Sports betting is beginning to be big business in the United States. Several individual states offer land-based and/or online sports betting with many already earning millions in revenues. Other states are considering legislation to get in on the action, though progress can be slow. In Maine, L.D. 553 was able to pass within both chambers of legislation in June only to sit on the desk of Governor Janet Mills without a signature.
Waiting and More Waiting
Sports betting in Maine is unfortunately delayed as of right now. Governor Janet Mills did not sign the legislation before the 10 day deadline was up. The bill cannot become law and will now sit in place until the next legislative session. When the new session starts, the governor then has three days to choose to veto the measure or allow it to pass into law minus her signature. To speed things up somewhat, lawmakers can call a special session during the summer months. If they will do so has yet to be determined.
So, why didn’t the governor sign the bill? The legislation is being considered as a measure that will allow a free-market for sports betting in the state. Retail sportsbooks will be allowed to operate inside a gaming facility as well as mobile applications. With online sports betting, provider are not bound to a retail location in order to offer services.
In many states, such operations are bound to land-based casinos or other types of gaming facilities. In Maine, lawmakers noted that such a restriction is odd when considering general business practices. Senator Louis Luchini pointed out that companies like Amazon are not required to be linked to grocery stores, so why should online gaming operators.
Details of the Bill
With the legislation, online and land-based operations would have different tax requirements. Land based operators would be taxed less at 10% while online operators would be taxed at a higher 16%. No cap is placed on online operator and every gaming facility in the state is allowed to take part in the new industry. This could create quite the expansion for gambling in the state.
Among state officials, there is a fear that gambling addiction rates will increase. Some believe that if more gaming is offered, the chance of players becoming addicted will rise as well. However, one could look at a number of states that have expanded their offerings as of late, including New Jersey and Pennsylvania to see that an increase in addiction rates is not guaranteed and players have access to quality resources to help if an addiction were to occur.
For Maine to stay in competition in their region of the US, sports betting will have to become a factor.
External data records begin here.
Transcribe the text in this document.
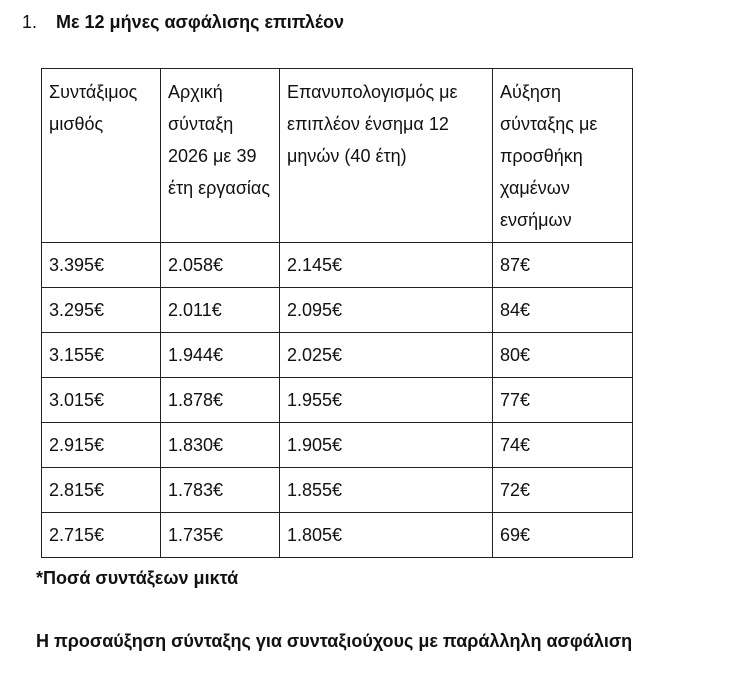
1.	Με 12 μήνες ασφάλισης επιπλέον
Συντάξιμος μισθός	Αρχική σύνταξη 2026 με 39 έτη εργασίας	Επανυπολογισμός με επιπλέον ένσημα 12 μηνών (40 έτη)	Αύξηση σύνταξης με προσθήκη χαμένων ενσήμων
3.395€	2.058€	2.145€	87€
3.295€	2.011€	2.095€	84€
3.155€	1.944€	2.025€	80€
3.015€	1.878€	1.955€	77€
2.915€	1.830€	1.905€	74€
2.815€	1.783€	1.855€	72€
2.715€	1.735€	1.805€	69€
*Ποσά συντάξεων μικτά
Η προσαύξηση σύνταξης για συνταξιούχους με παράλληλη ασφάλιση
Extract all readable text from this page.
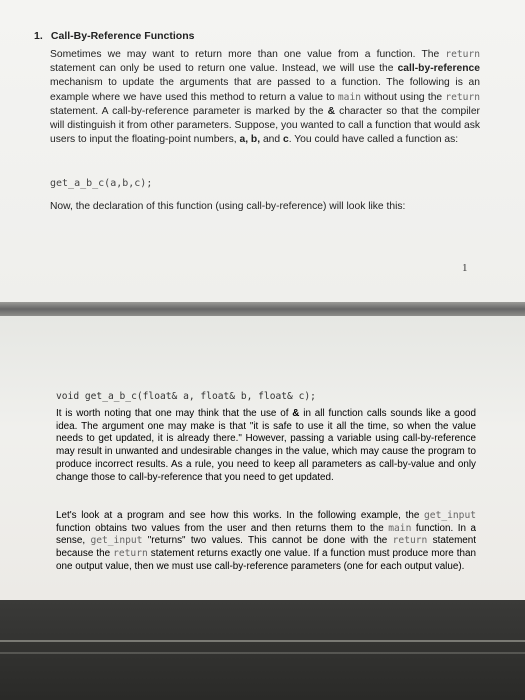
1. Call-By-Reference Functions
Sometimes we may want to return more than one value from a function. The return statement can only be used to return one value. Instead, we will use the call-by-reference mechanism to update the arguments that are passed to a function. The following is an example where we have used this method to return a value to main without using the return statement. A call-by-reference parameter is marked by the & character so that the compiler will distinguish it from other parameters. Suppose, you wanted to call a function that would ask users to input the floating-point numbers, a, b, and c. You could have called a function as:
get_a_b_c(a,b,c);
Now, the declaration of this function (using call-by-reference) will look like this:
1
void get_a_b_c(float& a, float& b, float& c);
It is worth noting that one may think that the use of & in all function calls sounds like a good idea. The argument one may make is that "it is safe to use it all the time, so when the value needs to get updated, it is already there." However, passing a variable using call-by-reference may result in unwanted and undesirable changes in the value, which may cause the program to produce incorrect results. As a rule, you need to keep all parameters as call-by-value and only change those to call-by-reference that you need to get updated.
Let's look at a program and see how this works. In the following example, the get_input function obtains two values from the user and then returns them to the main function. In a sense, get_input "returns" two values. This cannot be done with the return statement because the return statement returns exactly one value. If a function must produce more than one output value, then we must use call-by-reference parameters (one for each output value).
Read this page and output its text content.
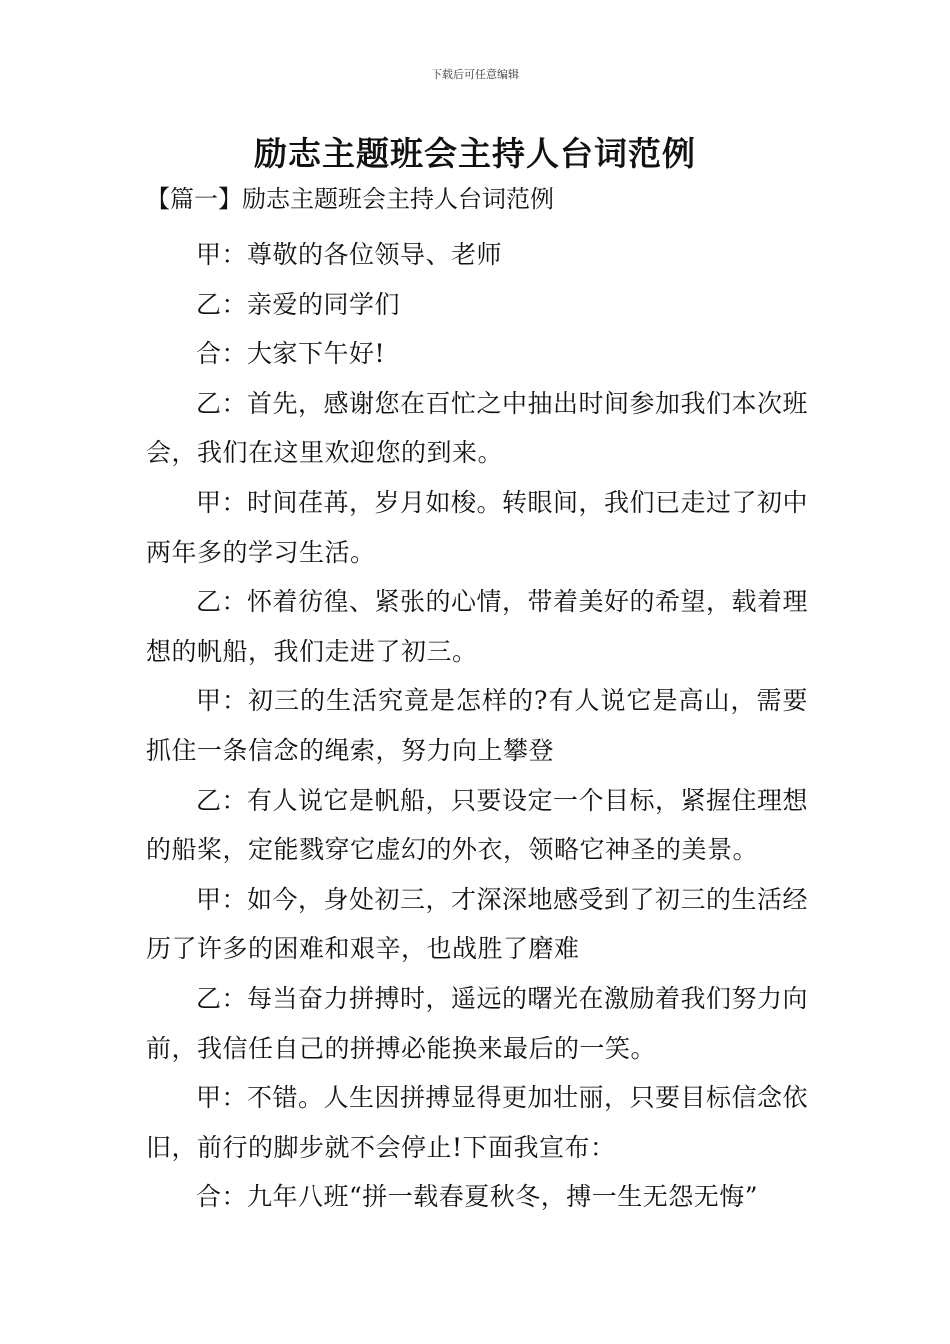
下载后可任意编辑
励志主题班会主持人台词范例
【篇一】励志主题班会主持人台词范例

甲：尊敬的各位领导、老师

乙：亲爱的同学们

合：大家下午好!

乙：首先，感谢您在百忙之中抽出时间参加我们本次班会，我们在这里欢迎您的到来。

甲：时间荏苒，岁月如梭。转眼间，我们已走过了初中两年多的学习生活。

乙：怀着彷徨、紧张的心情，带着美好的希望，载着理想的帆船，我们走进了初三。

甲：初三的生活究竟是怎样的?有人说它是高山，需要抓住一条信念的绳索，努力向上攀登

乙：有人说它是帆船，只要设定一个目标，紧握住理想的船桨，定能戮穿它虚幻的外衣，领略它神圣的美景。

甲：如今，身处初三，才深深地感受到了初三的生活经历了许多的困难和艰辛，也战胜了磨难

乙：每当奋力拼搏时，遥远的曙光在激励着我们努力向前，我信任自己的拼搏必能换来最后的一笑。

甲：不错。人生因拼搏显得更加壮丽，只要目标信念依旧，前行的脚步就不会停止!下面我宣布：

合：九年八班“拼一载春夏秋冬，搏一生无怨无悔”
Pennsylvania, New Jersey, Delaware and Rhode Island all offer services and would be considered competition to Maine.
As more states begin to offer sports betting, the activity should become more prevalent across the nation. In Maine, players will have to wait until 2020 most likely before being able to access the activity within the state’s borders.
If Governor Mills chooses to veto the measure, the senate does have the ability to override the decision. The senate would need a two-thirds majority vote. The bill only passed with a 19-15 vote so that might not be possible. A total of 24 senators would have to vote in favor to see the bill become law after a veto.
We shall see in the coming weeks what happens with the legislation, if a special session is called just what will happen in Maine regarding sports betting pursuits.